Gregory Maxwell wrote:
On 8/29/06, David Masover <[EMAIL PROTECTED]> wrote:
[snip]
Conversely, compression does NOT make sense if:
- You spend a lot of time with the CPU busy and the disk idle.
- You have more than enough disk space.
- Disk space is cheaper than buying enough CPU to handle compression.
- You've tried compression, and the CPU requirements slowed you more
than you saved in disk access.
[snip]
It's also not always this simple ... if you have a single threaded
workload that doesn't overlap CPU and disk well, (de)compression may
be free even if you're still CPU bound a lot as the compression is
using cpu cycles which would have been otherwise idle..

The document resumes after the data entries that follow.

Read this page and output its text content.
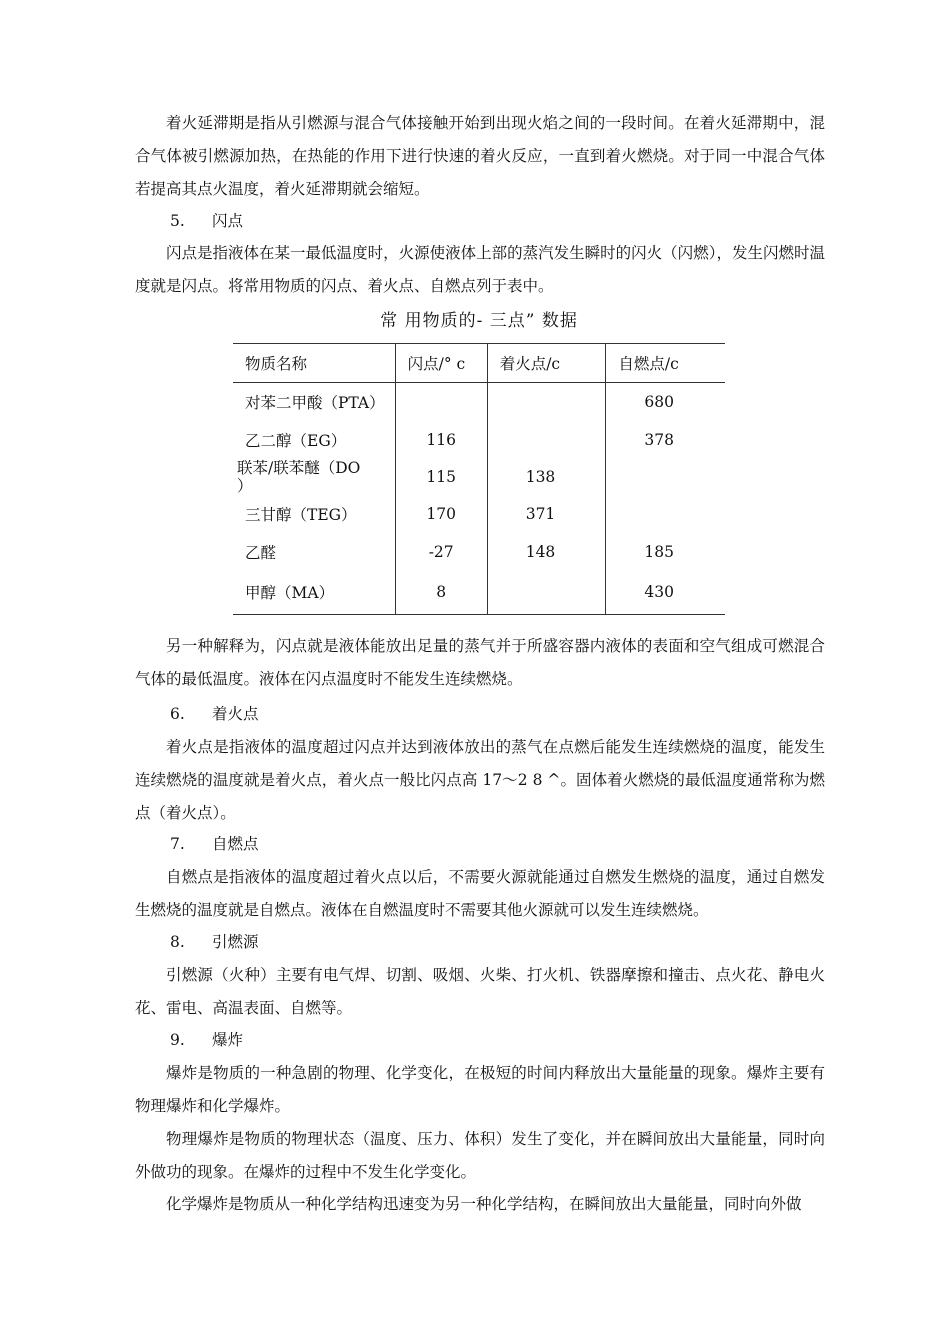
着火延滞期是指从引燃源与混合气体接触开始到出现火焰之间的一段时间。在着火延滞期中，混合气体被引燃源加热，在热能的作用下进行快速的着火反应，一直到着火燃烧。对于同一中混合气体若提高其点火温度，着火延滞期就会缩短。

5. 闪点

闪点是指液体在某一最低温度时，火源使液体上部的蒸汽发生瞬时的闪火（闪燃），发生闪燃时温度就是闪点。将常用物质的闪点、着火点、自燃点列于表中。

常 用物质的- 三点” 数据
物质名称	闪点/° c	着火点/c	自燃点/c
对苯二甲酸（PTA）			680
乙二醇（EG）	116		378
联苯/联苯醚（DO
）	115	138	
三甘醇（TEG）	170	371	
乙醛	-27	148	185
甲醇（MA）	8		430

另一种解释为，闪点就是液体能放出足量的蒸气并于所盛容器内液体的表面和空气组成可燃混合气体的最低温度。液体在闪点温度时不能发生连续燃烧。

6. 着火点

着火点是指液体的温度超过闪点并达到液体放出的蒸气在点燃后能发生连续燃烧的温度，能发生连续燃烧的温度就是着火点，着火点一般比闪点高 17〜2 8 ^。固体着火燃烧的最低温度通常称为燃点（着火点）。

7. 自燃点

自燃点是指液体的温度超过着火点以后，不需要火源就能通过自燃发生燃烧的温度，通过自燃发生燃烧的温度就是自燃点。液体在自燃温度时不需要其他火源就可以发生连续燃烧。

8. 引燃源

引燃源（火种）主要有电气焊、切割、吸烟、火柴、打火机、铁器摩擦和撞击、点火花、静电火花、雷电、高温表面、自燃等。

9. 爆炸

爆炸是物质的一种急剧的物理、化学变化，在极短的时间内释放出大量能量的现象。爆炸主要有物理爆炸和化学爆炸。

物理爆炸是物质的物理状态（温度、压力、体积）发生了变化，并在瞬间放出大量能量，同时向外做功的现象。在爆炸的过程中不发生化学变化。

化学爆炸是物质从一种化学结构迅速变为另一种化学结构，在瞬间放出大量能量，同时向外做
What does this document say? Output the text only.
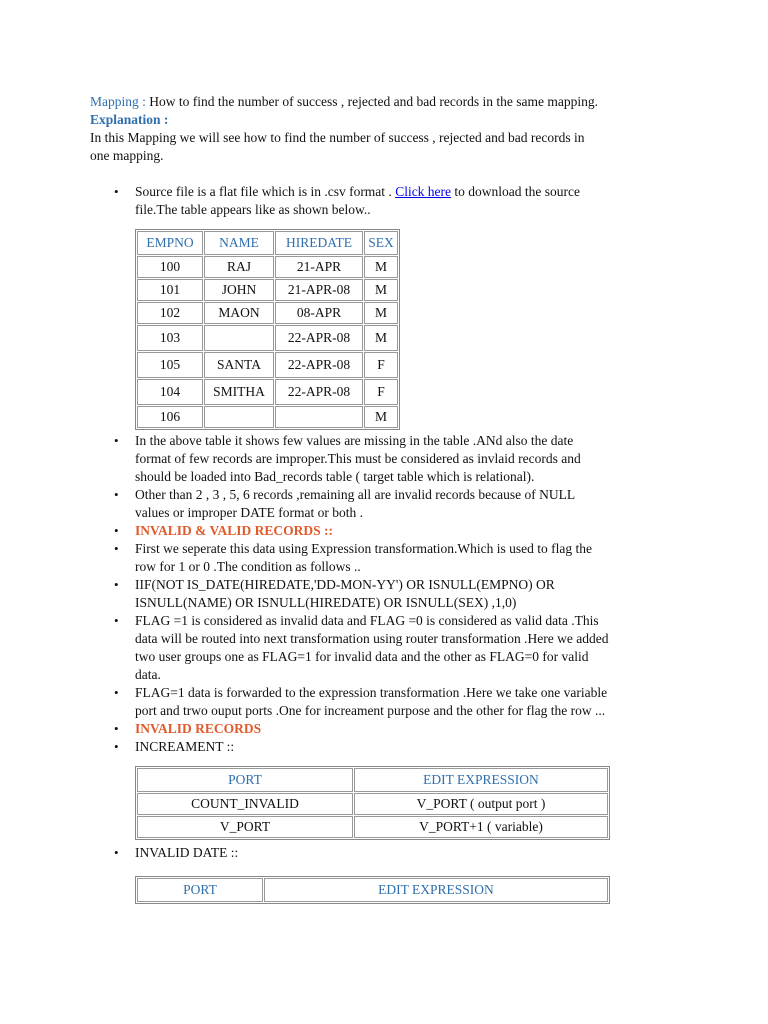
Mapping : How to find the number of success , rejected and bad records in the same mapping.
Explanation :
In this Mapping we will see how to find the number of success , rejected and bad records in
one mapping.
• Source file is a flat file which is in .csv format . Click here to download the source
file.The table appears like as shown below..
EMPNO	NAME	HIREDATE	SEX
100	RAJ	21-APR	M
101	JOHN	21-APR-08	M
102	MAON	08-APR	M
103		22-APR-08	M
105	SANTA	22-APR-08	F
104	SMITHA	22-APR-08	F
106			M
• In the above table it shows few values are missing in the table .ANd also the date
format of few records are improper.This must be considered as invlaid records and
should be loaded into Bad_records table ( target table which is relational).
• Other than 2 , 3 , 5, 6 records ,remaining all are invalid records because of NULL
values or improper DATE format or both .
• INVALID & VALID RECORDS ::
• First we seperate this data using Expression transformation.Which is used to flag the
row for 1 or 0 .The condition as follows ..
• IIF(NOT IS_DATE(HIREDATE,'DD-MON-YY') OR ISNULL(EMPNO) OR
ISNULL(NAME) OR ISNULL(HIREDATE) OR ISNULL(SEX) ,1,0)
• FLAG =1 is considered as invalid data and FLAG =0 is considered as valid data .This
data will be routed into next transformation using router transformation .Here we added
two user groups one as FLAG=1 for invalid data and the other as FLAG=0 for valid
data.
• FLAG=1 data is forwarded to the expression transformation .Here we take one variable
port and trwo ouput ports .One for increament purpose and the other for flag the row ...
• INVALID RECORDS
• INCREAMENT ::
PORT	EDIT EXPRESSION
COUNT_INVALID	V_PORT ( output port )
V_PORT	V_PORT+1 ( variable)
• INVALID DATE ::
PORT	EDIT EXPRESSION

Isn't that implied, though -- if the CPU is not busy (run top under a
2.6 kernel and you'll see an IO-Wait number), then the first condition
isn't satisfied -- CPU is not busy, disk is not idle.
But speaking of single threadedness, more and more desktops are shipping
with ridiculously more power than people need. Even a gamer really
won't benefit that much from having a dual-core system, because
multithreading is hard, and games haven't been doing it properly. John
Carmack is pretty much the only superstar programmer in video games, and
after his first fairly massive attempt to make Quake 3 have two threads
(since he'd just gotten a dual-core machine to play with) actually
resulted in the game running some 30-40% slower than it did with a
single thread.
So, for the desktop, compression makes perfect sense. We don't have
massive amounts of RAID. If we have newer machines, there's a good
chance we'll have one CPU sitting mostly idle while playing games.
Short of gaming, there are few desktop applications that will fully
utilize even one reasonably fast CPU. The reason gamers buy dual-core
systems is they're getting cheap enough to be worth it, and that one
core sitting idle is a perfect place to do OS/system work not related to
the game -- antivirus, automatic update checks, the inevitable
background processes leeching a couple few % off your available CPU.
So for the typical new desktop with about 2 ghz of 64-bit processor
sitting idle, compression is essentially free.